TLDR
- Ulta Beauty exceeded Q4 revenue projections with $3.90B versus the $3.80B consensus, though earnings per share of $8.01 fell short of the $8.03 forecast.
- Fourth-quarter net sales increased 11.8% compared to the prior year, supported by a 5.8% rise in comparable sales.
- The company’s fiscal 2026 EPS outlook of $28.05–$28.55 trailed analyst projections of $28.40–$28.57.
- SG&A expenses surged 23% to reach $1 billion, fueled by increased corporate investments and marketing expenditures.
- Raymond James maintained its Strong Buy stance, viewing potential weakness as an attractive entry point.
Ulta Beauty (ULTA) delivered a split fourth-quarter performance on Thursday, surpassing revenue expectations while falling short on earnings — but it was the company’s cautious fiscal 2026 forecast that triggered an approximate 8% decline in after-hours trading.
For the period concluding January 31, the beauty retailer generated revenue of $3.90 billion, exceeding the Street’s $3.80 billion projection. However, earnings per share of $8.01 narrowly missed the anticipated $8.03.
Comparable store sales advanced 5.8% during the quarter. This improvement stemmed from a 4.2% uptick in average transaction value combined with a 1.6% gain in customer traffic.

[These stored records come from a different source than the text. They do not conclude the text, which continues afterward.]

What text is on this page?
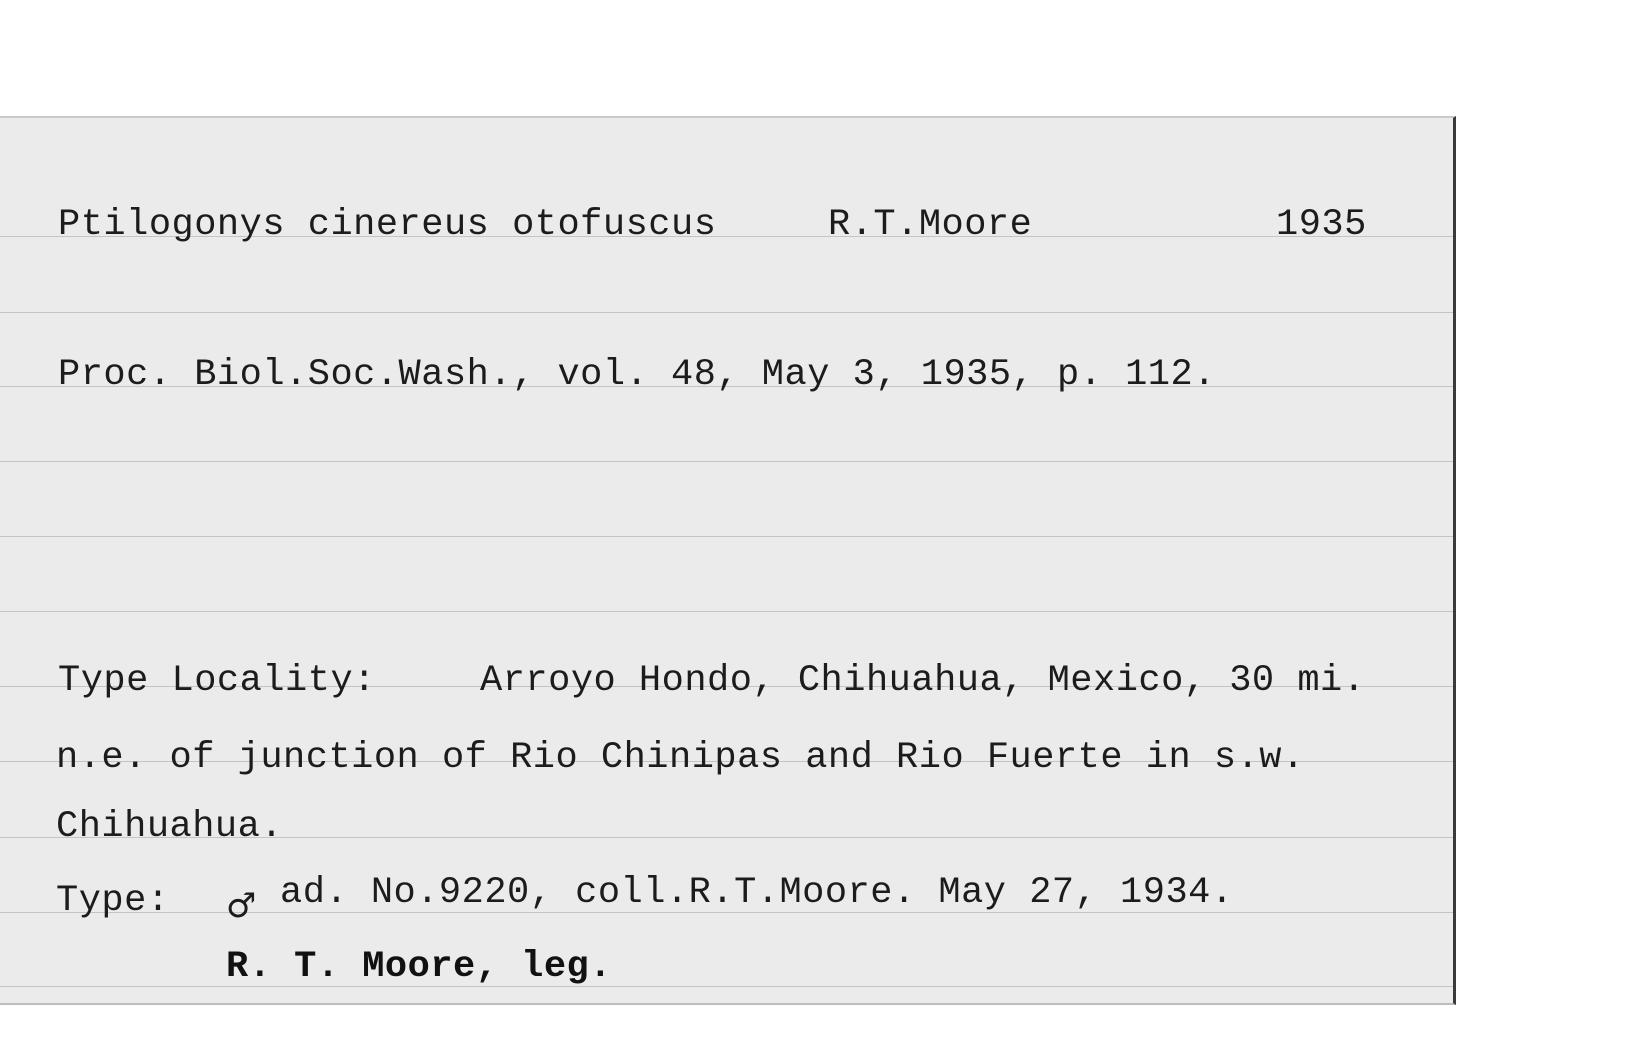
Ptilogonys cinereus otofuscus	R.T.Moore	1935
Proc. Biol.Soc.Wash., vol. 48, May 3, 1935, p. 112.
Type Locality:	Arroyo Hondo, Chihuahua, Mexico, 30 mi.
n.e. of junction of Rio Chinipas and Rio Fuerte in s.w.
Chihuahua.
Type: ♂ ad. No.9220, coll.R.T.Moore. May 27, 1934.
R. T. Moore, leg.
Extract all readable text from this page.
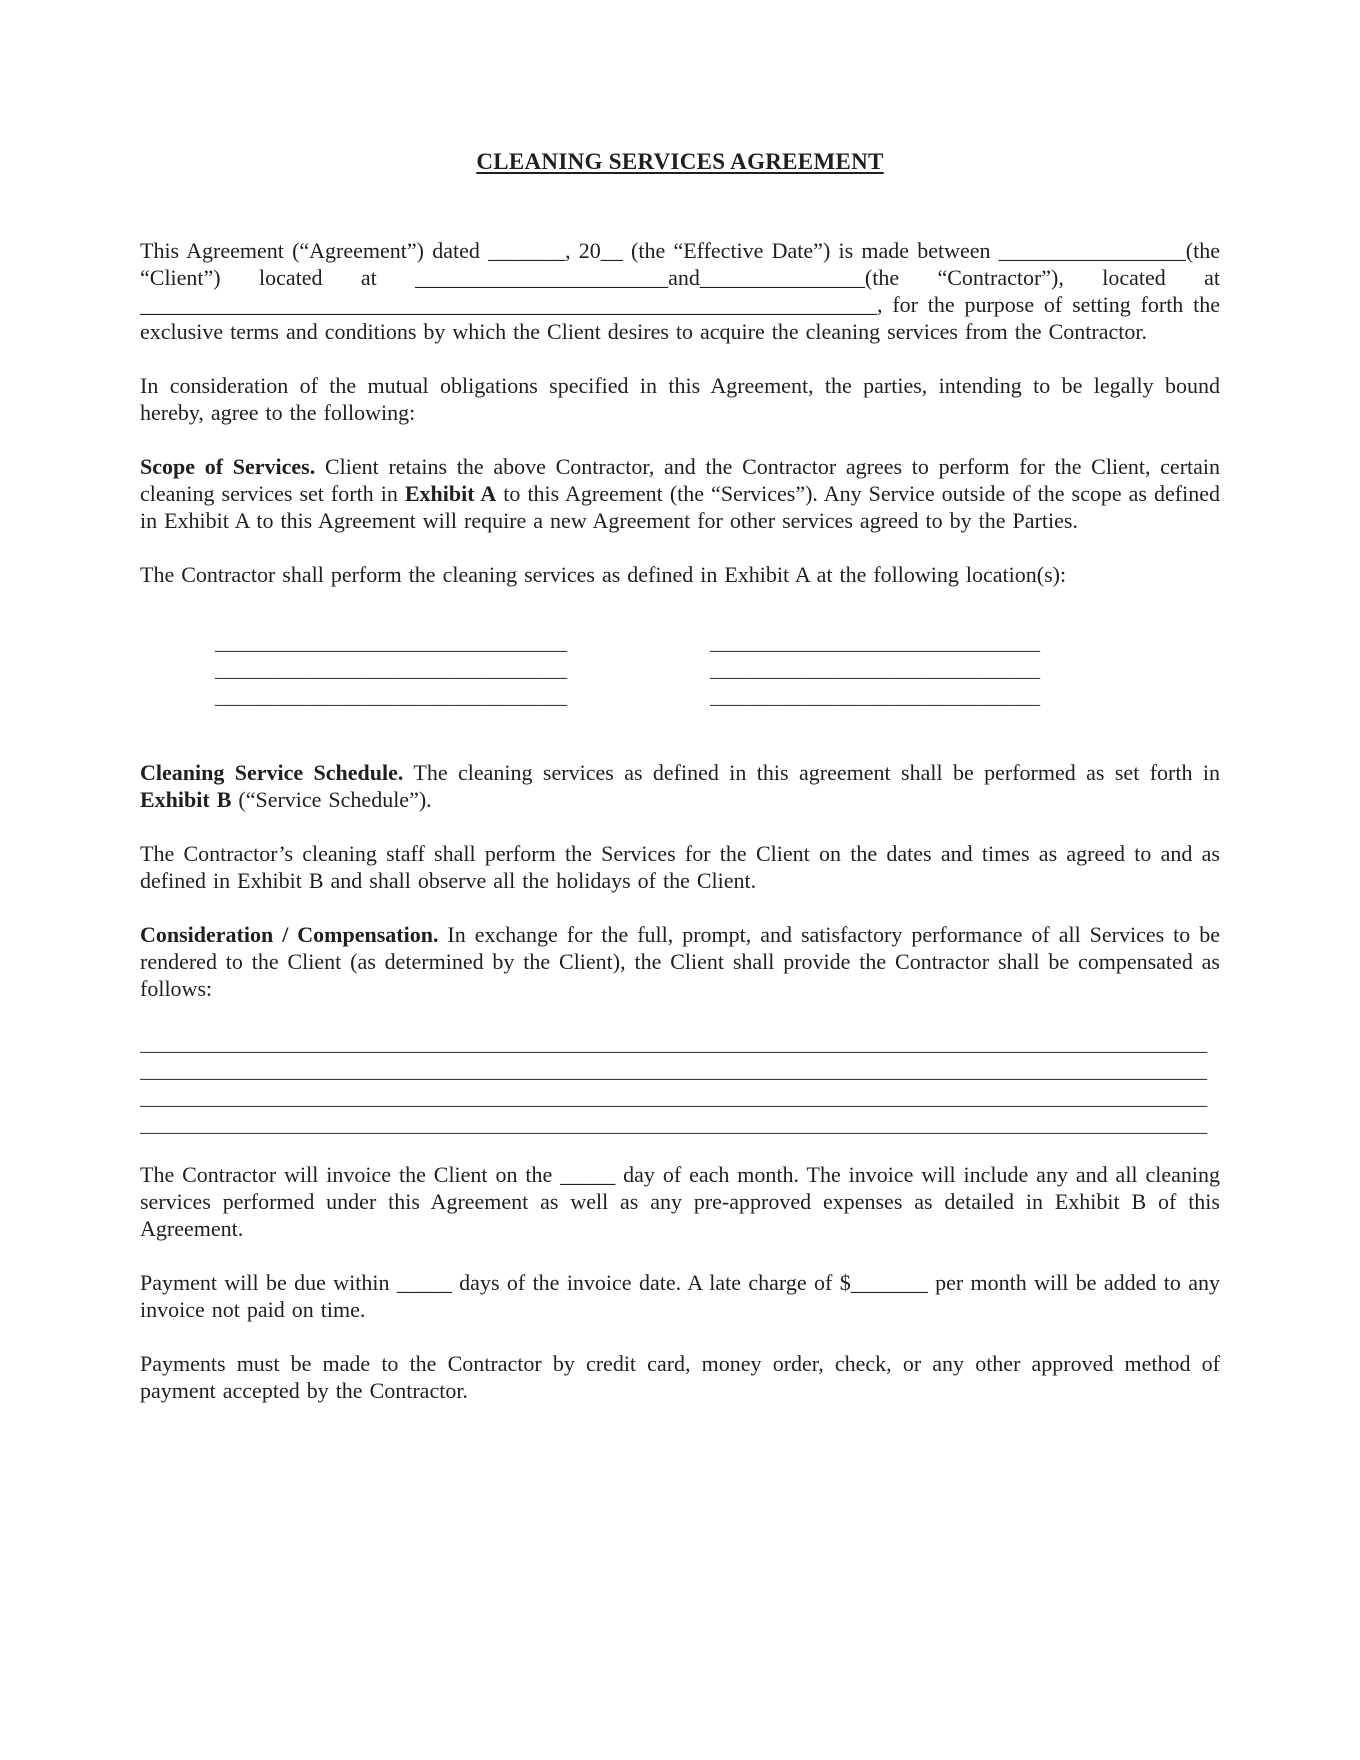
CLEANING SERVICES AGREEMENT

This Agreement (“Agreement”) dated _______, 20__ (the “Effective Date”) is made between _________________(the “Client”) located at _______________________and_______________(the “Contractor”), located at ___________________________________________________________________, for the purpose of setting forth the exclusive terms and conditions by which the Client desires to acquire the cleaning services from the Contractor.

In consideration of the mutual obligations specified in this Agreement, the parties, intending to be legally bound hereby, agree to the following:

Scope of Services. Client retains the above Contractor, and the Contractor agrees to perform for the Client, certain cleaning services set forth in Exhibit A to this Agreement (the “Services”). Any Service outside of the scope as defined in Exhibit A to this Agreement will require a new Agreement for other services agreed to by the Parties.

The Contractor shall perform the cleaning services as defined in Exhibit A at the following location(s):

________________________________	______________________________
________________________________	______________________________
________________________________	______________________________

Cleaning Service Schedule. The cleaning services as defined in this agreement shall be performed as set forth in Exhibit B (“Service Schedule”).

The Contractor’s cleaning staff shall perform the Services for the Client on the dates and times as agreed to and as defined in Exhibit B and shall observe all the holidays of the Client.

Consideration / Compensation. In exchange for the full, prompt, and satisfactory performance of all Services to be rendered to the Client (as determined by the Client), the Client shall provide the Contractor shall be compensated as follows:

_________________________________________________________________________________________________
_________________________________________________________________________________________________
_________________________________________________________________________________________________
_________________________________________________________________________________________________

The Contractor will invoice the Client on the _____ day of each month. The invoice will include any and all cleaning services performed under this Agreement as well as any pre-approved expenses as detailed in Exhibit B of this Agreement.

Payment will be due within _____ days of the invoice date. A late charge of $_______ per month will be added to any invoice not paid on time.

Payments must be made to the Contractor by credit card, money order, check, or any other approved method of payment accepted by the Contractor.
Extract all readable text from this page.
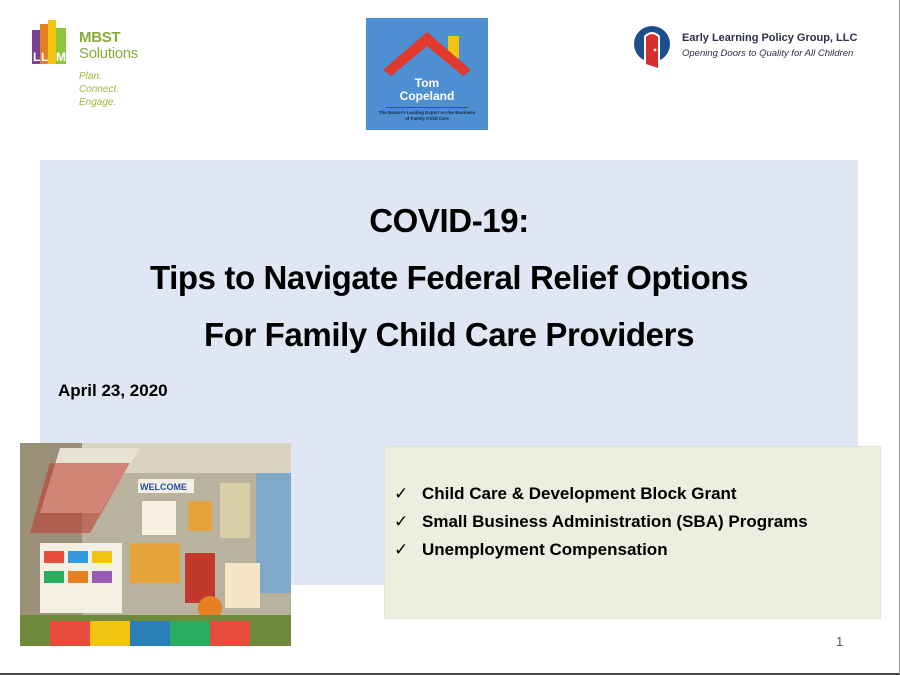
L L M
MBST
Solutions
Plan.
Connect.
Engage.
Tom
Copeland
The Nation's Leading Expert on the Business of Family Child Care
Early Learning Policy Group, LLC
Opening Doors to Quality for All Children
COVID-19:
Tips to Navigate Federal Relief Options
For Family Child Care Providers
April 23, 2020
WELCOME	✓ Child Care & Development Block Grant
✓ Small Business Administration (SBA) Programs
✓ Unemployment Compensation
1
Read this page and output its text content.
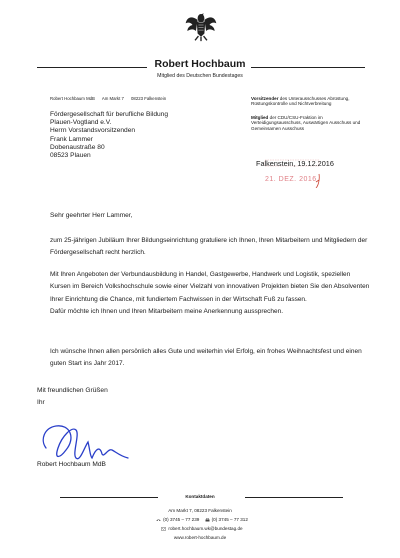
Robert Hochbaum
Mitglied des Deutschen Bundestages
Robert Hochbaum MdB Am Markt 7 08223 Falkenstein	Vorsitzender des Unterausschusses Abrüstung, Rüstungskontrolle und Nichtverbreitung
Mitglied der CDU/CSU-Fraktion im Verteidigungsausschuss, Auswärtigen Ausschuss und Gemeinsamen Ausschuss
Fördergesellschaft für berufliche Bildung
Plauen-Vogtland e.V.
Herrn Vorstandsvorsitzenden
Frank Lammer
Dobenaustraße 80
08523 Plauen
21. DEZ. 2016
Falkenstein, 19.12.2016
Sehr geehrter Herr Lammer,
zum 25-jährigen Jubiläum Ihrer Bildungseinrichtung gratuliere ich Ihnen, Ihren Mitarbeitern und Mitgliedern der Fördergesellschaft recht herzlich.
Mit Ihren Angeboten der Verbundausbildung in Handel, Gastgewerbe, Handwerk und Logistik, speziellen Kursen im Bereich Volkshochschule sowie einer Vielzahl von innovativen Projekten bieten Sie den Absolventen Ihrer Einrichtung die Chance, mit fundiertem Fachwissen in der Wirtschaft Fuß zu fassen.
Dafür möchte ich Ihnen und Ihren Mitarbeitern meine Anerkennung aussprechen.
Ich wünsche Ihnen allen persönlich alles Gute und weiterhin viel Erfolg, ein frohes Weihnachtsfest und einen guten Start ins Jahr 2017.
Mit freundlichen Grüßen
Ihr
Robert Hochbaum MdB
Kontaktdaten
Am Markt 7, 08223 Falkenstein
(0) 3745 – 77 239	(0) 3745 – 77 312
robert.hochbaum.wk@bundestag.de
www.robert-hochbaum.de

Net sales expanded 11.8% on a year-over-year basis. The acceleration reflected robust comparable sales performance, the Space NK acquisition, and revenue from newly opened locations.
For the complete fiscal 2025 period, Ulta recorded net sales of $12.4 billion, representing a 9.7% jump versus the previous year.
Guidance Disappoints
The market’s negative reaction centered on forward-looking projections. For fiscal 2026, Ulta forecasted net sales expansion of 6% to 7%, alongside comparable sales growth of 2.5% to 3.5%.
Regarding profitability, the company outlined an EPS range of $28.05 to $28.55 for fiscal 2026. The $28.30 midpoint trailed analyst consensus estimates hovering around $28.40 to $28.57.
Raymond James analyst Olivia Tong acknowledged the guidance “captured consensus expectations,” while observing that buy-side forecasts had been more optimistic. She also highlighted elevated spending levels as a contributor to the after-hours pressure.
Tong reaffirmed her Strong Buy recommendation, characterizing any additional weakness as “a buying opportunity.”
Morgan Stanley’s Simeon Gutman suggested that near-term gains for Ulta hinge on the retailer’s capacity to “consistently sustain comp outperformance and provide clearer visibility on disciplined cost management.”
Costs Rise
Gross profit climbed 11.2% to $1.5 billion, while gross margin contracted modestly to 38.1% from 38.2% in the year-ago period. The company cited an unfavorable product mix and elevated store expenses, partially counterbalanced by reduced shrinkage and supply chain improvements.
Selling, general and administrative costs jumped 23% to $1 billion. This escalation reflected higher corporate overhead associated with strategic initiatives, expanded advertising investments, and elevated incentive-based compensation.
CEO Kecia Steelman credited execution and enhanced merchandising approaches as catalysts behind the quarter’s performance. She emphasized the organization’s commitment to elevating customer experiences through “compelling newness” and “more seamless and convenient” shopping options.
This marked the inaugural earnings release since Christopher DelOrefice assumed the CFO role in early December.
Oppenheimer analysts had anticipated “solid” fourth-quarter results heading into the announcement, and Ulta’s top-line performance met those expectations. The stock’s after-hours weakness appears directly tied to investor uncertainty about whether the 2026 guidance represents conservative planning or signals an authentic deceleration in momentum.